'Snake Emergency' as Yosemite Hikers Airlifted to Safety Amid Surge in Rattlesnake Bites

Two walkers who suffered snake bites while hiking in Yosemite National Park had to be airlifted to safety, prompting authorities to warn of a rise in rattlesnake attacks.

In the first incident, an unidentified man in his mid-30s was bitten by a rattlesnake while fishing barefoot.

He stepped onto a rock, causing it to shift under his weight before a rattlesnake appeared and bit him on his left foot.

The backpacker's wife, who was with him at the time, set off to find help, leaving the man near the scene of the bite in the Grand Canyon of the Tuolumne, as he was too unwell to walk.

A report of the 27 August incident by the National Parks Service (NPS) said the woman hiked through the night—only taking a short nap when she was "overcome by fatigue"—before she eventually found another backpacker who used a satellite messaging device to alert the search and rescue team to a "snake emergency."

The victim was airlifted to hospital where he received two doses of anti-venom.

rattlesnake rock
File photo: A rattlesnake travels over contours of a rock. The National Parks Service said walkers should watch where they step or reach with their hands and use extra care when opening and closing food lockers. Galen Rowell/Corbis/Getty Images

In a second attack days later, another hiker suffered a suspected rattlesnake bite to his left knee.

"After he realized he had been bit, the subject saw the snake, including a rattle on its tail, making its way on and off the trail and heading downhill towards his hiking companions," the NPS account of the incident said.

"The fellow hikers backed up until the snake left the area, and then approached the subject. They helped him hop to a flat place to sit down; another hiker reached the scene, had cell service, and called 911."

On being rescued, the victim was described as looking pale, sweating, with low blood pressure and a fast heart rate. He was also said to have felt dizzy and nauseous.

He was transferred directly to an air ambulance, where he was treated for dehydration, nausea and pain.

After receiving four doses of anti-venom, the swelling in his leg worsened, but he was expected to be discharged from hospital.
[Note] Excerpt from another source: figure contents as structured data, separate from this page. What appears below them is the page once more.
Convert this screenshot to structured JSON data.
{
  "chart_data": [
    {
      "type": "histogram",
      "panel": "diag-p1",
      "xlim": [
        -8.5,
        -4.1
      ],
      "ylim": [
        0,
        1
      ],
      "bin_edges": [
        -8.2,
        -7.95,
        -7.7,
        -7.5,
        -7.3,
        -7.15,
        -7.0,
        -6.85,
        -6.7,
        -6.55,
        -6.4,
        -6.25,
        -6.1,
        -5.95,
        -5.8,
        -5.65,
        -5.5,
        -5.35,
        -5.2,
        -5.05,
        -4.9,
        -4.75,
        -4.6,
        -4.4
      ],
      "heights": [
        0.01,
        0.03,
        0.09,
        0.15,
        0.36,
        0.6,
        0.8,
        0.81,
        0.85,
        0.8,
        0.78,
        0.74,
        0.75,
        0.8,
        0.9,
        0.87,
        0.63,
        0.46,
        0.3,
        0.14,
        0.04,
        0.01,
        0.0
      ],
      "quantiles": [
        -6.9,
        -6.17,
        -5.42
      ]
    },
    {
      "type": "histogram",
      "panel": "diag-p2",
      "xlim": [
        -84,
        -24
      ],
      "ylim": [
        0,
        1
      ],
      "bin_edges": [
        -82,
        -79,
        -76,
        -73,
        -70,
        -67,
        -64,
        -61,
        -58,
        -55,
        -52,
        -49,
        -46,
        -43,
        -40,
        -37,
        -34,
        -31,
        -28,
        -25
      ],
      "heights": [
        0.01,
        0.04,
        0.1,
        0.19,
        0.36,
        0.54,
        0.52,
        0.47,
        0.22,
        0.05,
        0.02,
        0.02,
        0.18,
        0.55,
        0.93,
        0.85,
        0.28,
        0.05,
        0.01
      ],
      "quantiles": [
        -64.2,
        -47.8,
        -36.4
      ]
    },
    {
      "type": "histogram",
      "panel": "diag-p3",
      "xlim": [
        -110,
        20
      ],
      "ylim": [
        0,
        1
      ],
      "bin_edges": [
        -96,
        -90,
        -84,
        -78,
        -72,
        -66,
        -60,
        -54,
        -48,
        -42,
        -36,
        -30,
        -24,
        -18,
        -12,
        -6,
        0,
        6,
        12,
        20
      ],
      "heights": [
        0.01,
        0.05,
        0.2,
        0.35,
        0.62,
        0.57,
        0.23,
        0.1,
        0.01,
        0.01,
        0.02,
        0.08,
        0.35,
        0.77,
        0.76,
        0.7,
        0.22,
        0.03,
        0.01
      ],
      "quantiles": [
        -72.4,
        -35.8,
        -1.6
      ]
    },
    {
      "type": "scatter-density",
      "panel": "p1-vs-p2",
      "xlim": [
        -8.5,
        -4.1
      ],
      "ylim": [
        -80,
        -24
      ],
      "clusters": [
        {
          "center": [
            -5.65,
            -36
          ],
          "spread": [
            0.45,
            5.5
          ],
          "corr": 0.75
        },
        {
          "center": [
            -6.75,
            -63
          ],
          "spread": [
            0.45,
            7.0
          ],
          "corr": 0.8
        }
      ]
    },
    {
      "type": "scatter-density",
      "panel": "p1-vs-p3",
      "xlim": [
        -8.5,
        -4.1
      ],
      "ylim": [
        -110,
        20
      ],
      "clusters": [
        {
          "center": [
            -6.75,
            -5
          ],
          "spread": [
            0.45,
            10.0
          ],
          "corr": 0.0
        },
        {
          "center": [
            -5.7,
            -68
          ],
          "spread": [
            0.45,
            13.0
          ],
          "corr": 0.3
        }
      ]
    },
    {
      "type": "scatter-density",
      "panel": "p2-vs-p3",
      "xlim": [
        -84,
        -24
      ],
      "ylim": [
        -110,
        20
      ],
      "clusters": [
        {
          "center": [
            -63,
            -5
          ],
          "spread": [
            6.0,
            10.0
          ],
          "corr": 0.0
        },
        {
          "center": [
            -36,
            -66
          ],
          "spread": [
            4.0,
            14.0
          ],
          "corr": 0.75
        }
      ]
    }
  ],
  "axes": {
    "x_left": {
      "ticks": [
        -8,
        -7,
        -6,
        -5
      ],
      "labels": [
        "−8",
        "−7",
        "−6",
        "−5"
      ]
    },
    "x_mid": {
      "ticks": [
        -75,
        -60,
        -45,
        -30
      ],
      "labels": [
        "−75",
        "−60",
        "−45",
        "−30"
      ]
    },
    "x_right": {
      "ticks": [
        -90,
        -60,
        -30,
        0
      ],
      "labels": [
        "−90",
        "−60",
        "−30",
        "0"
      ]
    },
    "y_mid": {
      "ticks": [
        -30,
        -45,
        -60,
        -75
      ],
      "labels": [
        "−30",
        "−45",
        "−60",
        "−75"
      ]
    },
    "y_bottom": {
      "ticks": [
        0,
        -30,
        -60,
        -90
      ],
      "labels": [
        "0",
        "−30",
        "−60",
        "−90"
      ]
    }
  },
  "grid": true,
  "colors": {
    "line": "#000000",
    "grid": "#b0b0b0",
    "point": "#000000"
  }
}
In a warning to hikers considering walking in Yosemite, the NPS said they had witnessed a "noticeable uptick in rattlesnake bites" in the region this summer and urged those who encountered a snake to heed guidance, including:

  • Keeping a distance as rattlesnakes are only able to strike a distance of half their length.
  • Watching where you step or reach with your hand.
  • Standing still if you think you hear a snake and moving away as soon as it is located.
  • If bitten, don't apply a tourniquet, don't apply ice to the wound and don't attempt to suck the venom out of the wound.